Nur ergänzend sei angemerkt, dass die Durchführung eines solchen Verfahrens nicht mehr Zeit in Anspruch genommen hätte, als die Antragsgegnerin ohnehin für ihre erneute Auswahlentscheidung benötigt hat. Denn selbst Auftragsverhandlungen mit zwei Bietern wären unter den hier gegebenen besonderen Bedingungen in den zehn Tagen vom 3. Juli bis zum 13. Juli 2006 durchführbar gewesen. Eine Bekanntgabe der Gründe der Entscheidung für das Angebot der Beigeladenen gegenüber der Antragstellerin hätte zumindest die Chance beinhaltet, dass die Antragstellerin diese Entscheidung akzeptiert bzw. hinnimmt. Die Möglichkeit der Inanspruchnahme von Primärrechtsschutz konnte die Antragsgegnerin ohnehin nicht beseitigen, wie das vorliegende Verfahren auch zeigt. Mit ihrer Vorgehensweise hat die Antragsgegnerin hier das Nachprüfungsverfahren der Antragstellerin selbst provoziert.

4. Die Zurückweisung des Rechtsmittels der Antragsgegnerin hatte mit der Maßgabe zu erfolgen, dass nunmehr nur noch eine Feststellung der Rechtsverletzung der Antragstellerin auszusprechen war. Die Antragsgegnerin kann nach vollständiger Befriedigung ihres Beschaffungsbedarfs nicht mehr zu einer erneuten Ausschreibung der Leistungen verpflichtet werden.
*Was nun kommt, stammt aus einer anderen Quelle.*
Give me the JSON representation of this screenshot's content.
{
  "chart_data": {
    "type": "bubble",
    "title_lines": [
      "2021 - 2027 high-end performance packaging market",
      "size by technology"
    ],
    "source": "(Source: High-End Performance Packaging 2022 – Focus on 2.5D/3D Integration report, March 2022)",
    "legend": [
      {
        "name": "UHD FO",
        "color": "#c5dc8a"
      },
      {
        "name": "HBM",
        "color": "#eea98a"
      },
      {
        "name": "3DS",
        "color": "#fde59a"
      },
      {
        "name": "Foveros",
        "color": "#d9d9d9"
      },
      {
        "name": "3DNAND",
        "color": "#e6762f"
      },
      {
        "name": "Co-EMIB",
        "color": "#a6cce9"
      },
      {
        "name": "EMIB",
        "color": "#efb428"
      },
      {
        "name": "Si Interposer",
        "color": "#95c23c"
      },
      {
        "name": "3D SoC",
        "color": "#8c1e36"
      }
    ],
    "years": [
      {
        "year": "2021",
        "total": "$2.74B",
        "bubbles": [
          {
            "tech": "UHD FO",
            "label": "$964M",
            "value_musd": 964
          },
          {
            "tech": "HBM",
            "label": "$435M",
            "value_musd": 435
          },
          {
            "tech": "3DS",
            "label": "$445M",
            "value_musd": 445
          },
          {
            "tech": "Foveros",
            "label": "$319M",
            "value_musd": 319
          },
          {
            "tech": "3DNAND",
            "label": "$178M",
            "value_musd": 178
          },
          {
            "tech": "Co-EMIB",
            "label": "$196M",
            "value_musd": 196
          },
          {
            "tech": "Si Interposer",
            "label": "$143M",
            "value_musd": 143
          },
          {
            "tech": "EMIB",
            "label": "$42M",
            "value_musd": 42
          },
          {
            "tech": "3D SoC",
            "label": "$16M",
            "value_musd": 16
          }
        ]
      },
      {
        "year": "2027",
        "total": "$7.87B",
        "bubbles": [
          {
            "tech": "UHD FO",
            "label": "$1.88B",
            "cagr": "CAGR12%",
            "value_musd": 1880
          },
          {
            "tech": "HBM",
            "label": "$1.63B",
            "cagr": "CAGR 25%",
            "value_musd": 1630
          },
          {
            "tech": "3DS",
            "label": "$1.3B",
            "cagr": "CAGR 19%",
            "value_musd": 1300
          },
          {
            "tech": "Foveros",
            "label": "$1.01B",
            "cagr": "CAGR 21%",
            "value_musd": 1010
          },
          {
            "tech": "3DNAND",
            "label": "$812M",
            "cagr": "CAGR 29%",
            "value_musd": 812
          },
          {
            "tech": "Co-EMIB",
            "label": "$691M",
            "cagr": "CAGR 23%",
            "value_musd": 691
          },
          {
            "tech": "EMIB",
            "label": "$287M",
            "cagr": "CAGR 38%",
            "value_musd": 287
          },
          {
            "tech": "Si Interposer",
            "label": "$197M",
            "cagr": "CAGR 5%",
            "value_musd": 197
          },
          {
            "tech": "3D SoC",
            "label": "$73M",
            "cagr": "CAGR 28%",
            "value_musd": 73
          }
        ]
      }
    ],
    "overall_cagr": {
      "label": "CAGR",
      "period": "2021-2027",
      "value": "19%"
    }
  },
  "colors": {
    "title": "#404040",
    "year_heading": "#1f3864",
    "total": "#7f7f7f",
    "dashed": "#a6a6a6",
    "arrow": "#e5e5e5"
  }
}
Denn der Beschaffungsvorgang ist inzwischen endgültig abgeschlossen; damit hat sich das Nachprüfungsverfahren in der Hauptsache in sonstiger Weise erledigt, §§ 123 i.V.m. 114 Abs. 2 Satz 2 GWB.
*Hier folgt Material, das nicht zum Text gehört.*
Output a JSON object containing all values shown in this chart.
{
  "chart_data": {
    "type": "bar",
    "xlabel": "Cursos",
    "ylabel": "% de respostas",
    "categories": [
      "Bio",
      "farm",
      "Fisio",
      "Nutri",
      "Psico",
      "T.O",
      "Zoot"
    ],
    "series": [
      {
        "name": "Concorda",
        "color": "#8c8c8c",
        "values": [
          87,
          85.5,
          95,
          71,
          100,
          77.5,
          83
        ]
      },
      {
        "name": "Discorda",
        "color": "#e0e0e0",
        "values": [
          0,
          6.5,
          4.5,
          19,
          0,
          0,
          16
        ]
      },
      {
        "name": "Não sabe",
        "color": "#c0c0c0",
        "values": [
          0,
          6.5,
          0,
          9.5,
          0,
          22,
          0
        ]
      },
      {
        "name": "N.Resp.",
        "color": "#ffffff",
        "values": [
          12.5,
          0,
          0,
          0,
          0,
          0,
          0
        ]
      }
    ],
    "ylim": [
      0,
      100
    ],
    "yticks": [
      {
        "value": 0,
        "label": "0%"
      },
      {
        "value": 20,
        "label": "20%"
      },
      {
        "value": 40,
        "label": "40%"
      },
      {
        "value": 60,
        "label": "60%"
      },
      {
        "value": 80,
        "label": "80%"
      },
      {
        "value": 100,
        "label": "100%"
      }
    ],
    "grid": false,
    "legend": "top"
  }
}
5. Die Entscheidung über die Kostentragung im Beschwerdeverfahren beruht auf § 97 Abs. 1 ZPO. Die Abänderung des Entscheidungsausspruchs der Vergabekammer geht allein auf eine prozessuale Überholung der ursprünglich getroffenen Anordnung zurück.

Die Festsetzung des Gegenstandswertes des gerichtlichen Beschwerdeverfahrens beruht auf § 50 Abs. 2 GKG. Der Senat legt dabei den Bruttoauftragswert des geschlossenen Vertrags zwischen der Antragsgegnerin und der Beigeladenen zugrunde, denn das wirtschaftliche Interesse der Antragsgegnerin war insbesondere auf Aufrechterhaltung dieses Vertrages gerichtet.